Siegelius. You can, baron, thank God you can. Just in the last days I was lucky to achieve just brilliant success … Now we can already hope that we will soon be able to prevent the further spread of the disease … While this is still a strict secret, but, of course, not from you … disease. My idea, baron. Marshal himself promised me his assistance. This will be the greatest success in the fight against cheng disease … Every patient, everyone who is found to have a white spot, must be sent to a guarded camp.

Baron Krug. Yeah, and there they will all gradually die out?

Siegelius. Yes, but under medical supervision. Cheng’s disease is contagious, and every patient carries an infection. We must protect the rest from her … all of us, dear baron. Any sentimentality in this matter is criminal. Patients who try to escape from the camp will be shot. Every citizen over forty years old is subject to a monthly medical examination. The spread of cheng disease must be prevented by violent measures, there is no other way.

Baron Krug. You are right, dear Siegelius. It is a pity that you were not able to introduce this measure earlier.

Siegelius. Yes, it is a pity. We lost time because of silly fiddling with the Galen method, and the disease was still spreading … It is high time to remove these patients behind barbed wire, not allowing any exceptions.

Baron Krug (rising). Yes, most importantly, there are no exceptions. Thank you, Mr. Counselor.

I am not commenting on this snippet. The reader himself will draw a parallel with the present day. And the events of the play are becoming more and more dramatic. During the conversation between the professor and the baron, it turns out that there is a white spot on the body of the latter – Krug has become infected. The Baron is seized with fear. He comes to Dr. Galen, but he gives him his ultimatum. Krug, after long torment, goes to the Marshal, begging him to stop preparing for war. The Marshal is relentless, and the Baron commits suicide. After a while, Marshal becomes infected. He loses his peace of mind. He understands that the war he just started cannot be won (he has only a few weeks left to die). The Marshal is doing a tremendous inner work on himself. Not even out of fear of death, but out of conviction, he turns from a ruthless military leader into a pacifist. The Marshal summons Dr. Galen to agree to the latter’s ultimatum …

The play ends tragically: on the way to Marshal Galen is killed by an angry crowd of supporters of the war, who learned that the doctor does not support this war.

Karel Čapek put the dot on his work in December 1936. Less than three years were left before the outbreak of World War II. Today we see prototypes of both Marshal, and Baron Krug, and Professor Siegelius, and, of course, Dr. Galen. Only then did they prepare for a war, where planes, tanks, cannons and toxic substances were supposed to destroy people; the current war is based on the use of viruses, bacteria and dubious drugs. Today, the followers of Dr. Galen are ready to save humanity, while demanding an end to the barbaric war against humanity.

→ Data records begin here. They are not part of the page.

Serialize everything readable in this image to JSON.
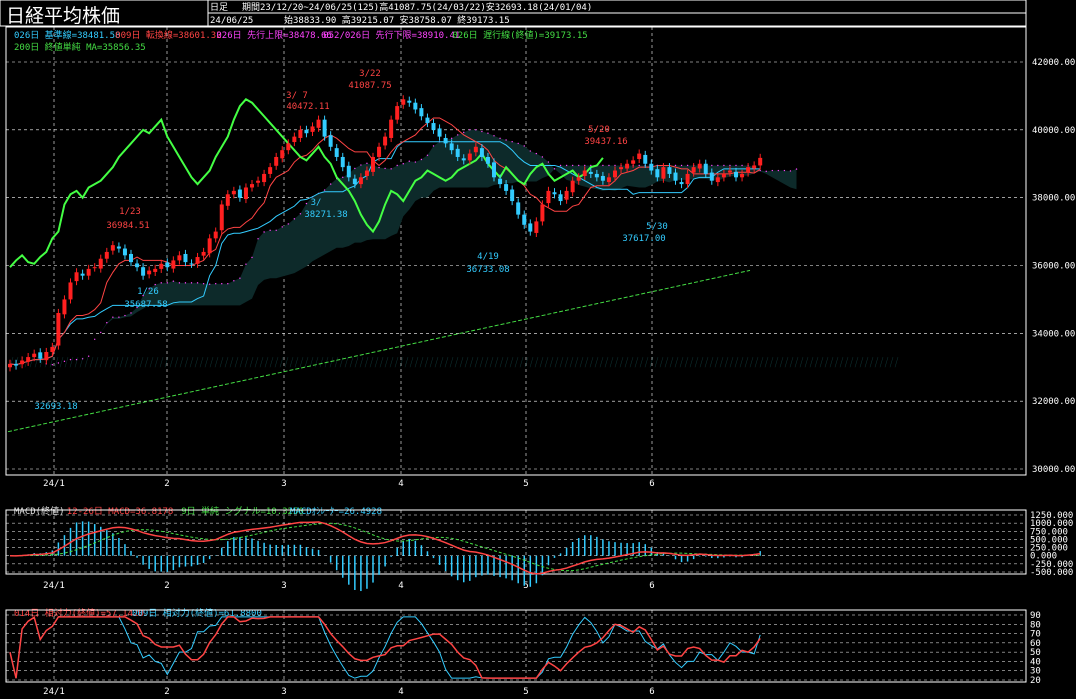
{
  "header": {
    "title": "日経平均株価",
    "bar_type": "日足",
    "period_info": "期間23/12/20~24/06/25(125)高41087.75(24/03/22)安32693.18(24/01/04)",
    "date": "24/06/25",
    "ohlc": "始38833.90 高39215.07 安38758.07 終39173.15"
  },
  "legend_main": [
    {
      "text": "026日 基準線=38481.58",
      "color": "#33ccff"
    },
    {
      "text": "009日 転換線=38601.32",
      "color": "#ff4444"
    },
    {
      "text": "026日 先行上限=38478.66",
      "color": "#ff44ff"
    },
    {
      "text": "052/026日 先行下限=38910.41",
      "color": "#ff44ff"
    },
    {
      "text": "026日 遅行線(終値)=39173.15",
      "color": "#44dd44"
    },
    {
      "text": "200日 終値単純 MA=35856.35",
      "color": "#44dd44"
    }
  ],
  "legend_macd": [
    {
      "text": "MACD(終値)",
      "color": "#dddddd"
    },
    {
      "text": "12-26日 MACD=36.8178",
      "color": "#ff4444"
    },
    {
      "text": "9日 単純 シグナル=10.3250",
      "color": "#44dd44"
    },
    {
      "text": "MACDｵｼﾚｰﾀｰ=26.4928",
      "color": "#33ccff"
    }
  ],
  "legend_rsi": [
    {
      "text": "014日 相対力(終値)=57.1420",
      "color": "#ff4444"
    },
    {
      "text": "009日 相対力(終値)=61.8800",
      "color": "#33ccff"
    }
  ],
  "x_tick_labels": [
    "24/1",
    "2",
    "3",
    "4",
    "5",
    "6"
  ],
  "annotations": [
    {
      "text": "1/23",
      "color": "#ff4444"
    },
    {
      "text": "36984.51",
      "color": "#ff4444"
    },
    {
      "text": "1/26",
      "color": "#33ccff"
    },
    {
      "text": "35687.58",
      "color": "#33ccff"
    },
    {
      "text": "3/ 7",
      "color": "#ff4444"
    },
    {
      "text": "40472.11",
      "color": "#ff4444"
    },
    {
      "text": "3/22",
      "color": "#ff4444"
    },
    {
      "text": "41087.75",
      "color": "#ff4444"
    },
    {
      "text": "3/",
      "color": "#33ccff"
    },
    {
      "text": "38271.38",
      "color": "#33ccff"
    },
    {
      "text": "4/19",
      "color": "#33ccff"
    },
    {
      "text": "36733.08",
      "color": "#33ccff"
    },
    {
      "text": "5/20",
      "color": "#ff4444"
    },
    {
      "text": "39437.16",
      "color": "#ff4444"
    },
    {
      "text": "5/30",
      "color": "#33ccff"
    },
    {
      "text": "37617.00",
      "color": "#33ccff"
    },
    {
      "text": "32693.18",
      "color": "#33ccff"
    }
  ],
  "chart_data": [
    {
      "type": "candlestick",
      "title": "日経平均株価",
      "ylim": [
        30000,
        42500
      ],
      "y_ticks": [
        "42000.00",
        "40000.00",
        "38000.00",
        "36000.00",
        "34000.00",
        "32000.00",
        "30000.00"
      ],
      "y_tick_values": [
        42000,
        40000,
        38000,
        36000,
        34000,
        32000,
        30000
      ],
      "grid": true,
      "up_color": "#ff2020",
      "down_color": "#33ccff",
      "closes": [
        33100,
        33050,
        33200,
        33300,
        33400,
        33250,
        33450,
        33600,
        34600,
        35000,
        35500,
        35800,
        35700,
        35900,
        35950,
        36200,
        36400,
        36600,
        36500,
        36300,
        36100,
        35950,
        35700,
        35850,
        35900,
        36050,
        35950,
        36150,
        36300,
        36100,
        36050,
        36250,
        36400,
        36800,
        37000,
        37800,
        38100,
        38200,
        38000,
        38300,
        38400,
        38500,
        38700,
        38900,
        39200,
        39400,
        39600,
        39800,
        40000,
        39900,
        40100,
        40300,
        39800,
        39500,
        39200,
        38900,
        38600,
        38400,
        38600,
        38800,
        39200,
        39500,
        39800,
        40300,
        40700,
        40900,
        40800,
        40600,
        40400,
        40200,
        40000,
        39800,
        39600,
        39400,
        39200,
        39100,
        39300,
        39500,
        39200,
        39000,
        38600,
        38400,
        38200,
        37900,
        37500,
        37200,
        37000,
        37300,
        37800,
        38200,
        38100,
        37900,
        38200,
        38500,
        38600,
        38800,
        38700,
        38600,
        38500,
        38600,
        38800,
        38900,
        39000,
        39100,
        39300,
        39000,
        38800,
        38600,
        38900,
        38700,
        38500,
        38400,
        38700,
        38900,
        39000,
        38700,
        38500,
        38600,
        38700,
        38800,
        38600,
        38700,
        38900,
        38950,
        39173
      ],
      "ichimoku": {
        "kijun_final": 38481.58,
        "tenkan_final": 38601.32,
        "senkou_a_final": 38478.66,
        "senkou_b_final": 38910.41,
        "chikou_final": 39173.15
      },
      "ma200": {
        "start": 31100,
        "end": 35856.35
      },
      "labels": [
        "24/1",
        "2",
        "3",
        "4",
        "5",
        "6"
      ]
    },
    {
      "type": "line",
      "title": "MACD(終値)",
      "ylim": [
        -500,
        1250
      ],
      "y_ticks": [
        "1250.000",
        "1000.000",
        "750.000",
        "500.000",
        "250.000",
        "0.000",
        "-250.000",
        "-500.000"
      ],
      "y_tick_values": [
        1250,
        1000,
        750,
        500,
        250,
        0,
        -250,
        -500
      ],
      "series": [
        {
          "name": "12-26日 MACD",
          "color": "#ff4444",
          "final": 36.8178
        },
        {
          "name": "9日 単純 シグナル",
          "color": "#44dd44",
          "final": 10.325
        },
        {
          "name": "MACDｵｼﾚｰﾀｰ",
          "color": "#33ccff",
          "final": 26.4928
        }
      ]
    },
    {
      "type": "line",
      "title": "相対力",
      "ylim": [
        20,
        90
      ],
      "y_ticks": [
        "90",
        "80",
        "70",
        "60",
        "50",
        "40",
        "30",
        "20"
      ],
      "y_tick_values": [
        90,
        80,
        70,
        60,
        50,
        40,
        30,
        20
      ],
      "series": [
        {
          "name": "014日 相対力(終値)",
          "color": "#ff4444",
          "final": 57.142
        },
        {
          "name": "009日 相対力(終値)",
          "color": "#33ccff",
          "final": 61.88
        }
      ]
    }
  ]
}
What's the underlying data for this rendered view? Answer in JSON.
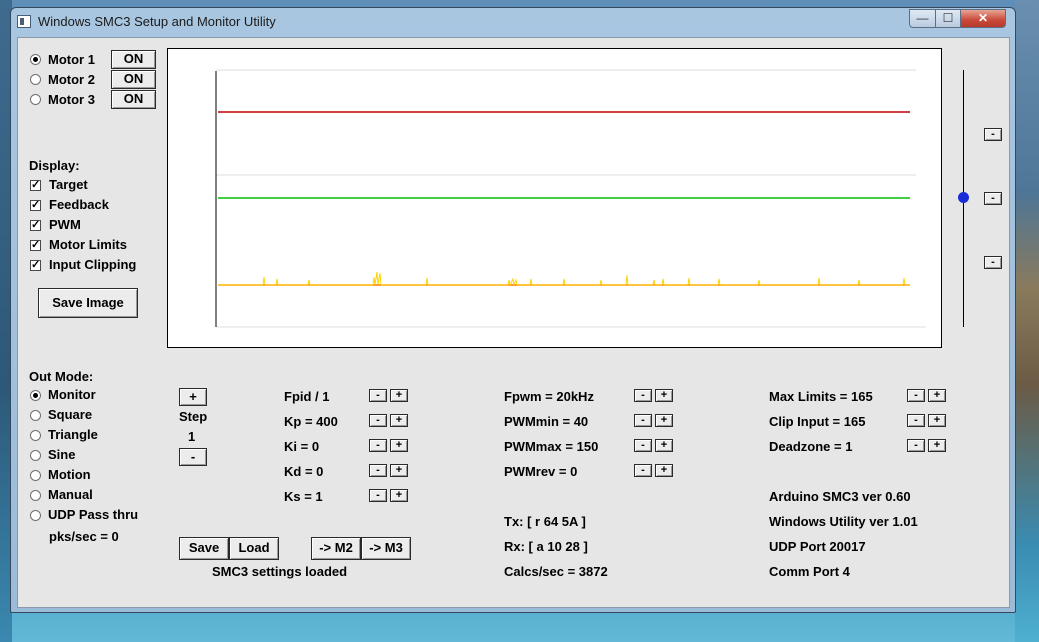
{
  "window": {
    "title": "Windows SMC3 Setup and Monitor Utility",
    "min_glyph": "—",
    "max_glyph": "☐",
    "close_glyph": "✕"
  },
  "motors": [
    {
      "label": "Motor 1",
      "button": "ON",
      "selected": true
    },
    {
      "label": "Motor 2",
      "button": "ON",
      "selected": false
    },
    {
      "label": "Motor 3",
      "button": "ON",
      "selected": false
    }
  ],
  "display": {
    "heading": "Display:",
    "items": [
      {
        "label": "Target",
        "checked": true
      },
      {
        "label": "Feedback",
        "checked": true
      },
      {
        "label": "PWM",
        "checked": true
      },
      {
        "label": "Motor Limits",
        "checked": true
      },
      {
        "label": "Input Clipping",
        "checked": true
      }
    ],
    "save_image": "Save Image",
    "check_glyph": "✓"
  },
  "out_mode": {
    "heading": "Out Mode:",
    "items": [
      {
        "label": "Monitor",
        "selected": true
      },
      {
        "label": "Square",
        "selected": false
      },
      {
        "label": "Triangle",
        "selected": false
      },
      {
        "label": "Sine",
        "selected": false
      },
      {
        "label": "Motion",
        "selected": false
      },
      {
        "label": "Manual",
        "selected": false
      },
      {
        "label": "UDP Pass thru",
        "selected": false
      }
    ],
    "pks": "pks/sec = 0"
  },
  "step": {
    "plus": "+",
    "label": "Step",
    "value": "1",
    "minus": "-"
  },
  "pid": [
    {
      "label": "Fpid / 1"
    },
    {
      "label": "Kp = 400"
    },
    {
      "label": "Ki = 0"
    },
    {
      "label": "Kd = 0"
    },
    {
      "label": "Ks = 1"
    }
  ],
  "pwm": [
    {
      "label": "Fpwm = 20kHz"
    },
    {
      "label": "PWMmin = 40"
    },
    {
      "label": "PWMmax = 150"
    },
    {
      "label": "PWMrev = 0"
    }
  ],
  "limits": [
    {
      "label": "Max Limits = 165"
    },
    {
      "label": "Clip Input = 165"
    },
    {
      "label": "Deadzone = 1"
    }
  ],
  "small_minus": "-",
  "small_plus": "+",
  "buttons": {
    "save": "Save",
    "load": "Load",
    "to_m2": "-> M2",
    "to_m3": "-> M3"
  },
  "status": {
    "settings": "SMC3 settings loaded",
    "tx": "Tx: [ r 64 5A ]",
    "rx": "Rx: [ a 10 28 ]",
    "calcs": "Calcs/sec = 3872"
  },
  "info": {
    "arduino": "Arduino SMC3 ver 0.60",
    "utility": "Windows Utility ver 1.01",
    "udp": "UDP Port 20017",
    "comm": "Comm Port 4"
  },
  "scale_buttons": [
    "-",
    "-",
    "-"
  ],
  "colors": {
    "target": "#c00000",
    "feedback": "#00c000",
    "pwm": "#ffd400",
    "limits": "#ff6a00",
    "slider_thumb": "#1a2bd8"
  }
}
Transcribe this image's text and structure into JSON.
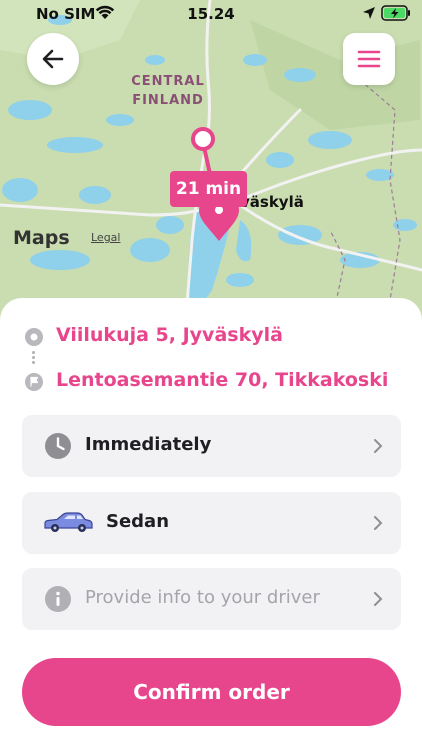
{
  "status_bar": {
    "carrier": "No SIM",
    "time": "15.24",
    "wifi_icon": "wifi-icon",
    "location_icon": "location-arrow-icon",
    "battery_icon": "battery-charging-icon"
  },
  "map": {
    "region_label": "CENTRAL FINLAND",
    "city_label": "väskylä",
    "eta_badge": "21 min",
    "attribution": "Maps",
    "legal": "Legal",
    "colors": {
      "land": "#c9ddb0",
      "water": "#8fd0ea",
      "route": "#e8468c"
    }
  },
  "header": {
    "back_icon": "arrow-left-icon",
    "menu_icon": "hamburger-menu-icon"
  },
  "trip": {
    "pickup": "Viilukuja 5, Jyväskylä",
    "destination": "Lentoasemantie 70, Tikkakoski"
  },
  "options": [
    {
      "label": "Immediately",
      "icon": "clock-icon",
      "placeholder": false
    },
    {
      "label": "Sedan",
      "icon": "sedan-car-icon",
      "placeholder": false
    },
    {
      "label": "Provide info to your driver",
      "icon": "info-icon",
      "placeholder": true
    }
  ],
  "confirm_label": "Confirm order",
  "colors": {
    "accent": "#e8468c",
    "option_bg": "#f2f2f5",
    "icon_gray": "#8e8e93"
  }
}
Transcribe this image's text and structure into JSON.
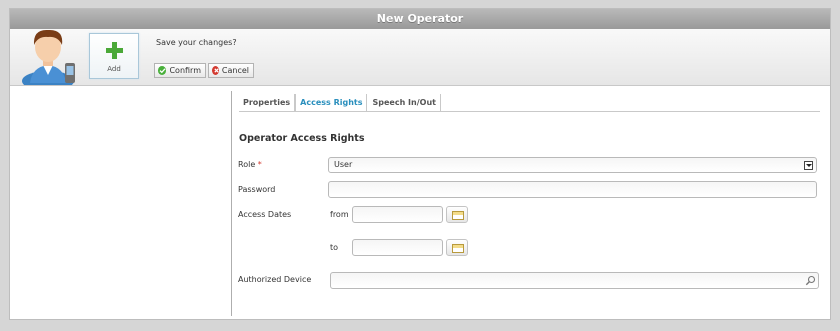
{
  "window": {
    "title": "New Operator"
  },
  "toolbar": {
    "add_label": "Add",
    "save_prompt": "Save your changes?",
    "confirm_label": "Confirm",
    "cancel_label": "Cancel"
  },
  "tabs": [
    {
      "label": "Properties",
      "active": false
    },
    {
      "label": "Access Rights",
      "active": true
    },
    {
      "label": "Speech In/Out",
      "active": false
    }
  ],
  "form": {
    "title": "Operator Access Rights",
    "role_label": "Role",
    "role_required_marker": "*",
    "role_value": "User",
    "password_label": "Password",
    "password_value": "",
    "access_dates_label": "Access Dates",
    "from_label": "from",
    "from_value": "",
    "to_label": "to",
    "to_value": "",
    "authorized_device_label": "Authorized Device",
    "authorized_device_value": ""
  },
  "icons": {
    "add": "plus-icon",
    "confirm": "check-circle-icon",
    "cancel": "x-circle-icon",
    "calendar": "calendar-icon",
    "search": "magnifier-icon",
    "dropdown": "chevron-down-icon"
  },
  "colors": {
    "accent_tab": "#2a8fbd",
    "confirm_green": "#49b03b",
    "cancel_red": "#d33a30",
    "titlebar": "#a8a8a8"
  }
}
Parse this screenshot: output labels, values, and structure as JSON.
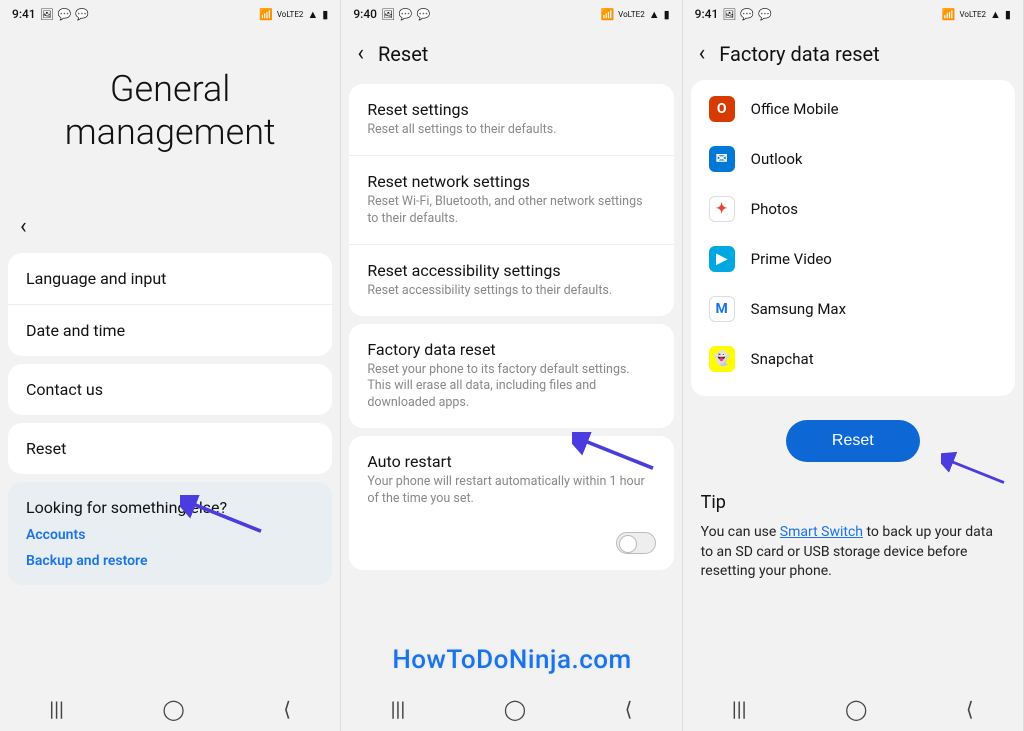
{
  "status": {
    "time1": "9:41",
    "time2": "9:40",
    "time3": "9:41",
    "volte": "VoLTE2",
    "signal": "📶",
    "battery": "🔋"
  },
  "screen1": {
    "title": "General management",
    "items": [
      {
        "label": "Language and input"
      },
      {
        "label": "Date and time"
      },
      {
        "label": "Contact us"
      },
      {
        "label": "Reset"
      }
    ],
    "search": {
      "heading": "Looking for something else?",
      "link1": "Accounts",
      "link2": "Backup and restore"
    }
  },
  "screen2": {
    "title": "Reset",
    "items": [
      {
        "title": "Reset settings",
        "sub": "Reset all settings to their defaults."
      },
      {
        "title": "Reset network settings",
        "sub": "Reset Wi-Fi, Bluetooth, and other network settings to their defaults."
      },
      {
        "title": "Reset accessibility settings",
        "sub": "Reset accessibility settings to their defaults."
      },
      {
        "title": "Factory data reset",
        "sub": "Reset your phone to its factory default settings. This will erase all data, including files and downloaded apps."
      },
      {
        "title": "Auto restart",
        "sub": "Your phone will restart automatically within 1 hour of the time you set."
      }
    ]
  },
  "screen3": {
    "title": "Factory data reset",
    "apps": [
      {
        "label": "Office Mobile",
        "bg": "#d83b01",
        "glyph": "O"
      },
      {
        "label": "Outlook",
        "bg": "#0078d4",
        "glyph": "✉"
      },
      {
        "label": "Photos",
        "bg": "#ffffff",
        "glyph": "✦",
        "fg": "#ea4335",
        "border": "1px solid #ddd"
      },
      {
        "label": "Prime Video",
        "bg": "#00a8e1",
        "glyph": "▶"
      },
      {
        "label": "Samsung Max",
        "bg": "#ffffff",
        "glyph": "M",
        "fg": "#1a73e8",
        "border": "1px solid #ddd"
      },
      {
        "label": "Snapchat",
        "bg": "#fffc00",
        "glyph": "👻",
        "fg": "#000"
      }
    ],
    "button": "Reset",
    "tip_heading": "Tip",
    "tip_before": "You can use ",
    "tip_link": "Smart Switch",
    "tip_after": " to back up your data to an SD card or USB storage device before resetting your phone."
  },
  "watermark": "HowToDoNinja.com",
  "nav_icons": {
    "recents": "|||",
    "home": "◯",
    "back": "⟨"
  }
}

In the days of Karel Czapek, politicians said that only guns, tanks and airplanes could save mankind. Nowadays, they say that only vaccines will save humanity. Modern followers of Dr. Galen object: they say that this is a new weapon in a beautiful package. And the followers of Professor Siegelius, Baron Krug and Marshal can only wake up when new weapons begin to strike them. It wouldn’t be too late.